Heather Clark, author of Red Comet, discusses Sylvia Plath's life and work with Sybil Steinberg, who was a classmate and friend of the poet.
Missed the event? You can watch it here!
There are also out-of-print Sylvia Plath (and Ted Hughes) books available for purchase at the Westport Library. See the list here.
The highly anticipated new biography of Sylvia Plath that focuses on her remarkable literary and intellectual achievements, while restoring the woman behind the long-held myths about her life and art.

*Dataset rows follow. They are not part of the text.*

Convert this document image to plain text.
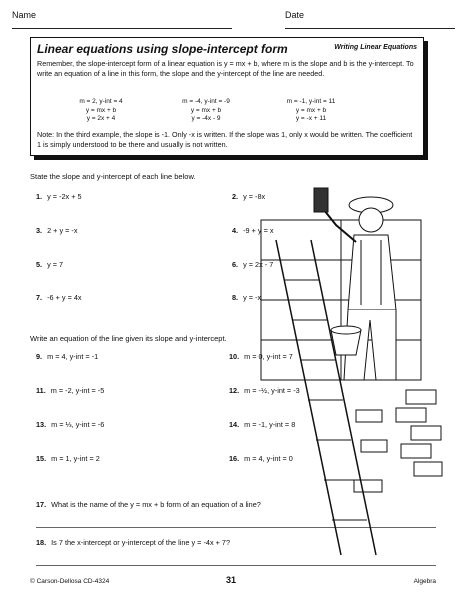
Name	Date
Linear equations using slope-intercept form	Writing Linear Equations
Remember, the slope-intercept form of a linear equation is y = mx + b, where m is the slope and b is the y-intercept. To write an equation of a line in this form, the slope and the y-intercept of the line are needed.
m = 2, y-int = 4
y = mx + b
y = 2x + 4
m = -4, y-int = -9
y = mx + b
y = -4x - 9
m = -1, y-int = 11
y = mx + b
y = -x + 11
Note: In the third example, the slope is -1. Only -x is written. If the slope was 1, only x would be written. The coefficient 1 is simply understood to be there and usually is not written.
State the slope and y-intercept of each line below.
1. y = -2x + 5	2. y = -8x
3. 2 + y = -x	4. -9 + y = x
5. y = 7	6. y = 2x - 7
7. -6 + y = 4x	8. y = -x
Write an equation of the line given its slope and y-intercept.
9. m = 4, y-int = -1	10. m = 0, y-int = 7
11. m = -2, y-int = -5	12. m = -½, y-int = -3
13. m = ⅓, y-int = -6	14. m = -1, y-int = 8
15. m = 1, y-int = 2	16. m = 4, y-int = 0
17. What is the name of the y = mx + b form of an equation of a line?
18. Is 7 the x-intercept or y-intercept of the line y = -4x + 7?
© Carson-Dellosa CD-4324	31	Algebra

With a wealth of never-before-accessed materials--including unpublished letters and manuscripts; court, police, and psychiatric records; and new interviews--Heather Clark brings to life the brilliant daughter of Wellesley, Massachusetts who had poetic ambition from a very young age and was an accomplished, published writer of poems and stories even before she became a star English student at Smith College in the early 1950s. Determined not to read Plath's work as if her every act, from childhood on, was a harbinger of her tragic fate, Clark evokes a culture in transition, in the shadow of the atom bomb and the Holocaust, as she explores Plath's world: her early relationships and determination not to become a conventional woman and wife; her conflicted ties to her well-meaning, widowed mother; her troubles at the hands of an unenlightened mental-health industry; her Cambridge years and thunderclap meeting with Ted Hughes, a marriage of true minds that would change the course of poetry in English; and much more. Clark's clear-eyed portraits of Hughes, his lover Assia Wevill, and other demonized players in the arena of Plath's suicide promotes a deeper understanding of her final days, with their outpouring of first-rate poems. Along with illuminating readings of the poems themselves, Clark's meticulous, compassionate research brings us closer than ever to the spirited woman and visionary artist who blazed a trail that still lights the way for women poets the world over.
"Red Comet (the title is taken from a poem of Plath's called "Stings") is nothing short of mesmerizing, bringing the reader inside a much-told by uncommonly intriguing narrative that has all too often been the object of fierce partisanship. Daphne Merkin, The New York Times
A major biography that redeems Plath from the condescension of easy interpretation. Kirkus Reviews
HEATHER CLARK earned her bachelor's degree in English Literature from Harvard University and her doctorate in English from Oxford University. Her awards include a National Endowment for the Humanities Public Scholar Fellowship; a Leon Levy Biography Fellowship at the City University of New York; and a Visiting U.S. Fellowship at the Eccles Centre for American Studies, British Library. A former Visiting Scholar at the Oxford Centre for Life-Writing, she is the author of The Grief of Influence: Sylvia Plath and Ted Hughes and The Ulster Renaissance: Poetry in Belfast 1962-1972. Her work has appeared in publications including Harvard Review and The Times Literary Supplement, and she recently served as the scholarly consultant for the BBC documentary Sylvia Plath: Life Inside the Bell Jar. She divides her time between Chappaqua, New York, and Yorkshire, England, where she is Professor of Contemporary Poetry at the University of Huddersfield.
Sybil Steinberg is a contributing editor and former book review section editor for Publishers Weekly.